Celo’dan Kavramsal Çerçevenin Ötesinde Bir Uygulama: Provo
Kavramsal olarak dijital para ve CDBC ekseninde birçok konuya değindim ama bir an bile aklımdan çıkmayan ve yazımın girişinde bahsettiğin 2 temel soru, yani kavramsal yaklaşımları pratik uygulamalara indirgeyebilmek için ihtiyacımız olan odak aklımda. Birçok kişi ve kurum için hala bilinmezler ve belirsizliklerle dolu olan ve teknik bacağı kadar stratejik planlaması da çok kritik olan bir konu özünde dijital para ve CDBC’ler. Bu zorlukları göz önünde bulundurarak ve her bir konu tek tek ele alınarak uygulamaya geçildiğinde bile belki en kolay ama en kritik alan “üretim” olacak. İyi bir tasarım yapıldıktan sonra yukarıda bahsettiğim “nasıl” sorularını yanıtlayacak bir çözüm için Celo kolları çoktan sıvamış. Konferansta dinlediklerimden sonra detaylı araştıracağım bir haber de aslında iki temel soruma yanıt verebilen önemli bir çıktı Celo tarafından sunulan Sandbox uygulaması. Celo merkez bankalarının CDBC testleri yapabilecekleri bir test ortamını hayata geçirmiş. Ben konferansta detaylarını dinleme fırsatı buldum ama ilginizi çekerse Provo adı verilen bu uygulama ile ilgili detaylı bilgilere buradan erişebilirsiniz.
Aslında birçok ülkenin CDBC’ler üzerinde çalıştığını biliyoruz ve çoğunun test aşamasında en fazla zamanı harcadığını da takip ediyoruz. 2021 yılı ilk yarı raporlarına göz atarsanız CDBC üzerinde çalışan ülke sayısı 81. Hatta 5 adet hayata geçmiş CDBC uygulaması olduğunu, 14 adet pilot uygulamada olan ülke olduğunu da biliyoruz.

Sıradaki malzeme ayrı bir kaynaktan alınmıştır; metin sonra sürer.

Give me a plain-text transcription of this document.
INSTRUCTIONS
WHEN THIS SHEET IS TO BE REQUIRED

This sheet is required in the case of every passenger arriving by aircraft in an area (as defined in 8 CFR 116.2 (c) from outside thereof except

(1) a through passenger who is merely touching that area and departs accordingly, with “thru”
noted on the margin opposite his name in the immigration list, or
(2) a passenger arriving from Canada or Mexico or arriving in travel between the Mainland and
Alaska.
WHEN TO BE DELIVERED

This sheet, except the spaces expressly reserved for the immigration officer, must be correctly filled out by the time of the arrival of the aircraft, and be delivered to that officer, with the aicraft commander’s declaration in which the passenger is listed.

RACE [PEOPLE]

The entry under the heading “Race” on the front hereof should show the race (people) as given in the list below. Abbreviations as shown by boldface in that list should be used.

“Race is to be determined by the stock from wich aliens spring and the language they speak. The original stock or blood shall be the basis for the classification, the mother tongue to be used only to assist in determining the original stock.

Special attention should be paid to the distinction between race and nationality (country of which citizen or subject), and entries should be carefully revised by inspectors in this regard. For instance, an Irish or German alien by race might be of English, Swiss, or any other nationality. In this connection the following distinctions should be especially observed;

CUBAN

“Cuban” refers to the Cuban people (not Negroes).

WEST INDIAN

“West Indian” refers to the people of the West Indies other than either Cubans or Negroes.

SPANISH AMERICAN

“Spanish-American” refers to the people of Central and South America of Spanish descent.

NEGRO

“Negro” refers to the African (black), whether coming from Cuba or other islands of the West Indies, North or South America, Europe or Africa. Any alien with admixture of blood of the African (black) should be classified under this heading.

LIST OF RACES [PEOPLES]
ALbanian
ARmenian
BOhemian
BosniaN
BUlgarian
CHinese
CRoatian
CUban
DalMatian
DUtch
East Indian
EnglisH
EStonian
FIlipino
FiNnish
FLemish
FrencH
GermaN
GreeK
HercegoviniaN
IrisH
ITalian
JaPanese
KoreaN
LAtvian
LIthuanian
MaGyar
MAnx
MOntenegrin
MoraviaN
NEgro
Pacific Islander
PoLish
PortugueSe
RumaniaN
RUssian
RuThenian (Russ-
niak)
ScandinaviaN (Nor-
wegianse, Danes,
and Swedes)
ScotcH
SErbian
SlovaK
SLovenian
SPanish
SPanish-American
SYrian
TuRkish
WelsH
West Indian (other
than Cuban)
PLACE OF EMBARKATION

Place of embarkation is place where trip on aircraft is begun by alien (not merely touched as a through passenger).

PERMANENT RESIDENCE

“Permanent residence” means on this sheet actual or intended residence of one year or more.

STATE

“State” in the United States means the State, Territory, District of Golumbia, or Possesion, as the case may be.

Biraz daha geri gidip 2019 yılı arşivlerine göz atarsanız yaklaşık 63 ülkenin- ki bizim ülkemiz de dahil bu rakama, CDBC üzerinde çalıştığını göreceksiniz. Yani yeni eklenenleri saymazsak bile çok fazla ülkenin üzerinde çalışmaya başladığını duyurduğu halde neredeyse 2 seneyi aşkın süredir merkez bankası dijital parasının testlerini tamamlayamadığını görebiliyoruz. Belki de araştırma sürecinden sonra ihtiyaç olan geliştirme sürecinde destek alınacak tecrübe, bilgi, kaynak ve araçlar. Celo gibi bu alana odaklanan hizmet sağlayıcılar da eminim kısa zamanda çoğalacaktır ve belki hayal ettiğimiz nesnelerin internetinin merkeziyetsiz sistemlerle entegre olduğu yakın gelecekte platformlar arası geçişler bile mümkün olacaktır.
Sürdürülebilirlik odaklı bir yaklaşımla son yorumumu paylaşmak istiyorum. Aslında birbirinden ayrı düşünmemizin mümkün olmadığı sürdürülebilir ekonomi ve sürdürülebilir toplum bağlamında, başta tüm bireylerin küresel finansal sisteme dahil olması gerekliliği geliyor. Artık neredeyse paralel yönettiğimiz fiziksel ve dijital dünyalarımızın ortak gerekliliği haline gelen finansal kapsayıcılık yolunda dijital paralar ve merkez bankası paralarının yaygınlaşması bir sonraki ilk adım olacak şüphesiz.